A few years ago, a foreign journalist
who was on a visit to Istanbul called me, asking if we could have a cup of coffee together, and I accepted. Once we sat down, she said she was hoping to get an “objective view of Turkey” from me. “I am sorry,” I said in return. “There are probably no objective Turks in the world, but let me still try to do my best.”
I must say the same thing about this very column you are reading right now. I have been writing here regularly since 2006, and despite being overtly opinionated, I have been honest about facts. In the big political war between the “Old Turkey” and the “New Turkey” — or the Kemalist establishment versus the AKP — I certainly supported the latter. The reason was not that I was paid by the Justice and Development Party (AKP) — or the Gülen Movement, the CIA, George Soros, or any other popular conspiracy-theory icon — but I really believed that the new Turkey would be better than the old one. Yet I never distorted facts or intentionally hid crucial ones.
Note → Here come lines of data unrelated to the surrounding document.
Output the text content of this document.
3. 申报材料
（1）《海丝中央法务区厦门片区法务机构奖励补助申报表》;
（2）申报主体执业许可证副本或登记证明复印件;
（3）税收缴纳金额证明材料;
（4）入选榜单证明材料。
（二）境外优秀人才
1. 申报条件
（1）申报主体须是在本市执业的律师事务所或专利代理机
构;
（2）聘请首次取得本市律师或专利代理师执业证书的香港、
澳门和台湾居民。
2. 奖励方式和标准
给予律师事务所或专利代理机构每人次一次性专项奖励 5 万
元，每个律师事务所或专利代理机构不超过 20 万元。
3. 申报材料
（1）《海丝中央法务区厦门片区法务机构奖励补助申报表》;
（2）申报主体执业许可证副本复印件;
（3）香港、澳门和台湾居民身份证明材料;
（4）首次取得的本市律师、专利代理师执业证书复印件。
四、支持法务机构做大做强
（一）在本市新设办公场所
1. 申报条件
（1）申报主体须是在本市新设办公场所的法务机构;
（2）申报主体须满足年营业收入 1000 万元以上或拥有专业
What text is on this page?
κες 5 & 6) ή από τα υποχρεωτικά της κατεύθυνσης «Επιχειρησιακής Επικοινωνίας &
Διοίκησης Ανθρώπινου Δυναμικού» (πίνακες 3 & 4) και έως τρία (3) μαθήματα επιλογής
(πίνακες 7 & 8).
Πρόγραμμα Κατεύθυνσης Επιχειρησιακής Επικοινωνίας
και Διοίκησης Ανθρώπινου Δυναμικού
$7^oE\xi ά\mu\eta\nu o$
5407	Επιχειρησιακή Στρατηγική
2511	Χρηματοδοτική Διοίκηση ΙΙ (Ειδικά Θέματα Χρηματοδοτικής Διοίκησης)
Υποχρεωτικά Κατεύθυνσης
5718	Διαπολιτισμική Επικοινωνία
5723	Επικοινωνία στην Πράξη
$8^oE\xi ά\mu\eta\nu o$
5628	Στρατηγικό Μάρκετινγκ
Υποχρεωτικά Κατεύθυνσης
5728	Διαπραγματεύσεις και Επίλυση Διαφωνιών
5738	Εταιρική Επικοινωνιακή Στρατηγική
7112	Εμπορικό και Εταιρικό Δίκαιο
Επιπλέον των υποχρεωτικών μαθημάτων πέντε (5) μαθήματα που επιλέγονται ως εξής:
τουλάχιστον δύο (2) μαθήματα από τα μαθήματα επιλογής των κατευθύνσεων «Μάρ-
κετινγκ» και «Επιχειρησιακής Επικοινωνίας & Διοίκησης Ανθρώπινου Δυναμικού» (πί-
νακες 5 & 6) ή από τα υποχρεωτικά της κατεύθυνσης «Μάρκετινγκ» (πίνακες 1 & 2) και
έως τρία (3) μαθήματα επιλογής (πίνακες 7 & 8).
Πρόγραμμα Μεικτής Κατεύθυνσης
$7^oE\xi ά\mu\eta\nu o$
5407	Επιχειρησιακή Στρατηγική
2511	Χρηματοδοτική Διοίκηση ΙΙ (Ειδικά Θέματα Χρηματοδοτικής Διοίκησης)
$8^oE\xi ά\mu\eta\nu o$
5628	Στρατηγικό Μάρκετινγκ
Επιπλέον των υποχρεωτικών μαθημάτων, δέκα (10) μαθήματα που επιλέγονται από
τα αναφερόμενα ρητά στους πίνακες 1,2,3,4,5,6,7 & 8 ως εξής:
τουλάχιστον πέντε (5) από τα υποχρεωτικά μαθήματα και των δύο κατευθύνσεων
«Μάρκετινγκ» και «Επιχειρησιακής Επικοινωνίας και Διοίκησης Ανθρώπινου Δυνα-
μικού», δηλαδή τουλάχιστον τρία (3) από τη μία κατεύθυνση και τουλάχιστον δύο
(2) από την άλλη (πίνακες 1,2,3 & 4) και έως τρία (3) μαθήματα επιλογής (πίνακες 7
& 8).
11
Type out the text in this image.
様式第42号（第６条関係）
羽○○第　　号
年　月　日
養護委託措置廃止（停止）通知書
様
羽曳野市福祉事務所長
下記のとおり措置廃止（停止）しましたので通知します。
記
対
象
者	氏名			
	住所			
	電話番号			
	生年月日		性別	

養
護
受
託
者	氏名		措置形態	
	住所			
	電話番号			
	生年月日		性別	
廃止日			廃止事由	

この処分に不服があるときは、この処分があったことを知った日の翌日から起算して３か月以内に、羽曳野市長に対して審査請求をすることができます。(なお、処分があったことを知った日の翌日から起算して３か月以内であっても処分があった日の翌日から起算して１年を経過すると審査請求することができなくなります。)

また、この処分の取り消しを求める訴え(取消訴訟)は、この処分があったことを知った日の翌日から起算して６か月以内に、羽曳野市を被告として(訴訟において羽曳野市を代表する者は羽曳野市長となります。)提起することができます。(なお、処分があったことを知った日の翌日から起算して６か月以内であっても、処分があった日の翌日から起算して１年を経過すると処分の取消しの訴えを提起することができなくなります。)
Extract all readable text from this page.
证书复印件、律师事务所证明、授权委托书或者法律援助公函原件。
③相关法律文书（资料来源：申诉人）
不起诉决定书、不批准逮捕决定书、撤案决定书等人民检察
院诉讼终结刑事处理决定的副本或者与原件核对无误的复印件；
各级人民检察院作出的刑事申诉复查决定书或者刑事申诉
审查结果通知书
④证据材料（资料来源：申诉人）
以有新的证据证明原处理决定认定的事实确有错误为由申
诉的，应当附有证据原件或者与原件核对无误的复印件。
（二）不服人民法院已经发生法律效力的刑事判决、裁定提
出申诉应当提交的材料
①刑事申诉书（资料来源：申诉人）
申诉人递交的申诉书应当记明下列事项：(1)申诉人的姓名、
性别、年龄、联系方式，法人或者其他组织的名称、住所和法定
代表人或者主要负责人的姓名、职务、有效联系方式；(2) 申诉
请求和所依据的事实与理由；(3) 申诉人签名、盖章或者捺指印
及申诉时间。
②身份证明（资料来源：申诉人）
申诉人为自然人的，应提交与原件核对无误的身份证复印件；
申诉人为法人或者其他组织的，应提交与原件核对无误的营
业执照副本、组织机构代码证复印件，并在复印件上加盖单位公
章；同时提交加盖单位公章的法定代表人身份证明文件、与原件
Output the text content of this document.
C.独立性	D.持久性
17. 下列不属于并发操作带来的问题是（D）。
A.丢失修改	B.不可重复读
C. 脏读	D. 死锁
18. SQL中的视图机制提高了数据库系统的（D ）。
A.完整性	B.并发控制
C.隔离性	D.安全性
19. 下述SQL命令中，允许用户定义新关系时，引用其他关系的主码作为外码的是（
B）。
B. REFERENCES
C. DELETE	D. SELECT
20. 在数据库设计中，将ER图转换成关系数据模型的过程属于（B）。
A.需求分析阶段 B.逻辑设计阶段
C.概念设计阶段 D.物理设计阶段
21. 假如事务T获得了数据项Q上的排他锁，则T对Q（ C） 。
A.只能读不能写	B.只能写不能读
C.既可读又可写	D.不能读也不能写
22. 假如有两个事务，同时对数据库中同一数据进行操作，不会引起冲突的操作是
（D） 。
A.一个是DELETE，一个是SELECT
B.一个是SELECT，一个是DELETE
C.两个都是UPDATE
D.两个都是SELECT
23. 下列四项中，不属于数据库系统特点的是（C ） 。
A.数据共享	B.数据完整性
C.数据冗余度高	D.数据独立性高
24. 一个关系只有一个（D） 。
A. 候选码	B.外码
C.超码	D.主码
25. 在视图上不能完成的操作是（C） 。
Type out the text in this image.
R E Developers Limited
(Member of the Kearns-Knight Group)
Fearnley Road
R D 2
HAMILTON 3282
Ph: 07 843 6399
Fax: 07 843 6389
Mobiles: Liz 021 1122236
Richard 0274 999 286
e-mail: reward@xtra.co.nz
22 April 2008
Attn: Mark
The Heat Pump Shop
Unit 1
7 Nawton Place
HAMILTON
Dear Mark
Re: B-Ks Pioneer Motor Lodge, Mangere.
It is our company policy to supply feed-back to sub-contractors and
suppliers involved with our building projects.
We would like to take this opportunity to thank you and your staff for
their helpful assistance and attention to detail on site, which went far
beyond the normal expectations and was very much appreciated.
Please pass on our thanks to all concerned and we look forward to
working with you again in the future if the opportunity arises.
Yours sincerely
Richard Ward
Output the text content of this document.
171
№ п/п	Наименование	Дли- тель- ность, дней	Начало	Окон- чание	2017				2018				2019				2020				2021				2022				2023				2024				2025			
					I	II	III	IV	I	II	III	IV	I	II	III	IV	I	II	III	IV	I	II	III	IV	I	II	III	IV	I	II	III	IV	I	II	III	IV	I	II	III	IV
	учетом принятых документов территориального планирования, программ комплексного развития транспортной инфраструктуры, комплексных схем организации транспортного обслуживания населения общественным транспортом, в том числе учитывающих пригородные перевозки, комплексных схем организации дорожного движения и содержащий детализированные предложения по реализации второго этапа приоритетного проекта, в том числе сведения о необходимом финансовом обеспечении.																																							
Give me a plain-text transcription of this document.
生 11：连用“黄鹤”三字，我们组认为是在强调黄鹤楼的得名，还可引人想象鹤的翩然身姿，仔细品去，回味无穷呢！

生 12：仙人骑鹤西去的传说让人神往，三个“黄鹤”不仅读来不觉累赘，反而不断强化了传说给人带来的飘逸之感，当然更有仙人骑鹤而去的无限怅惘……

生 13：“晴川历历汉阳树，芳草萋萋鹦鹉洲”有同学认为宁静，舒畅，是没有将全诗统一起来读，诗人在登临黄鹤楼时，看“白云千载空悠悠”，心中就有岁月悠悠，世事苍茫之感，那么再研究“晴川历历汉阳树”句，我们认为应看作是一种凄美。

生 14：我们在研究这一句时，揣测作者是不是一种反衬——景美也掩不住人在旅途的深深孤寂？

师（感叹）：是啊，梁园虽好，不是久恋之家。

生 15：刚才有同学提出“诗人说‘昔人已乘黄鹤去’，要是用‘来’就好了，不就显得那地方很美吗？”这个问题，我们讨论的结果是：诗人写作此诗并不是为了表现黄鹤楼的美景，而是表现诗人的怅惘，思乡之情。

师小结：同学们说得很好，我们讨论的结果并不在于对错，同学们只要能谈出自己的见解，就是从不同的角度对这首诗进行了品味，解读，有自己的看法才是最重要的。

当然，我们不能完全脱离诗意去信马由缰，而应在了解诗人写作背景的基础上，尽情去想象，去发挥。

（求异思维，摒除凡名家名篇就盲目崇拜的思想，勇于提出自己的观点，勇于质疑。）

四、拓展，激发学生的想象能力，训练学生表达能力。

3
One reason I am noting all this is a recent accusation laid against me by my column neighbor Burak Bekdil. In his recent piece titled “Turkey made us,” he accused me of making “pure propaganda,” and backed this claim up with a single example: my “imaginary link between Kemalism and, say, why there are honor killings.”
However, that led me to suspect that “pure propaganda” was not what I did, but rather what I was targeted with. Because I never claimed any link between Kemalism and honor killings, which indeed would be a silly argument. (The only thing I have said about the matter was that honor killings result from “patriarchal codes of male domination, rather than Islamic norms.”)
So, unfortunately, Mr. Bekdil was not very factual on this particular point. Worse, this was not the first time. (For an example, see my piece, “Beware of the anti-AKP propaganda department,” published in these pages on Aug 26, 2011.) But I really do not want to turn this column into a boring you-said-this-I-said-that debate. So, let me just state a few points about how biased I am, and why that is the case, when it comes to interpreting Turkey.
First, yes, I am very critical of Kemalism, Turkey’s official ideology. In fact, I respect Kemal Atatürk
as a war hero, and appreciate a few of his reforms, such as the advances in women’s rights. However, I also believe that Kemalism, with its xenophobic nationalism, authoritarian secularism and cult of personality, has bred a very anti-democratic and illiberal state and society.
Secondly, I have sympathized with the AKP most for their unraveling of Kemalism. They have broken many taboos, ranging from the Kurdish issue to rights for non-Muslims, from Cyprus to the military’s dominance. The fact that they accomplished these liberal reforms as a post-Islamist party has made the AKP experience even more valuable for me, due to its significance for the Muslim world.
Thirdly, unlike Mr. Bekdil, I see the effect of Kemalism not only in the self-proclaimed Kemalists, but also in some pro-AKP conservatives. The main pillar of Kemalism, Turkish nationalism, especially, which has been pumped by the state for decades, is a powerful force that wields a strong influence on the AKP as well. The AKP, in other words, is not free from nationalism; it is just relatively less nationalist.
Finally, it is true that the AKP has recently let its reformism wane, and focused on enjoying political power rather then constraining it. But this has hardly anything to do with their “Islamism;” it is just because power corrupts, and builds arrogance.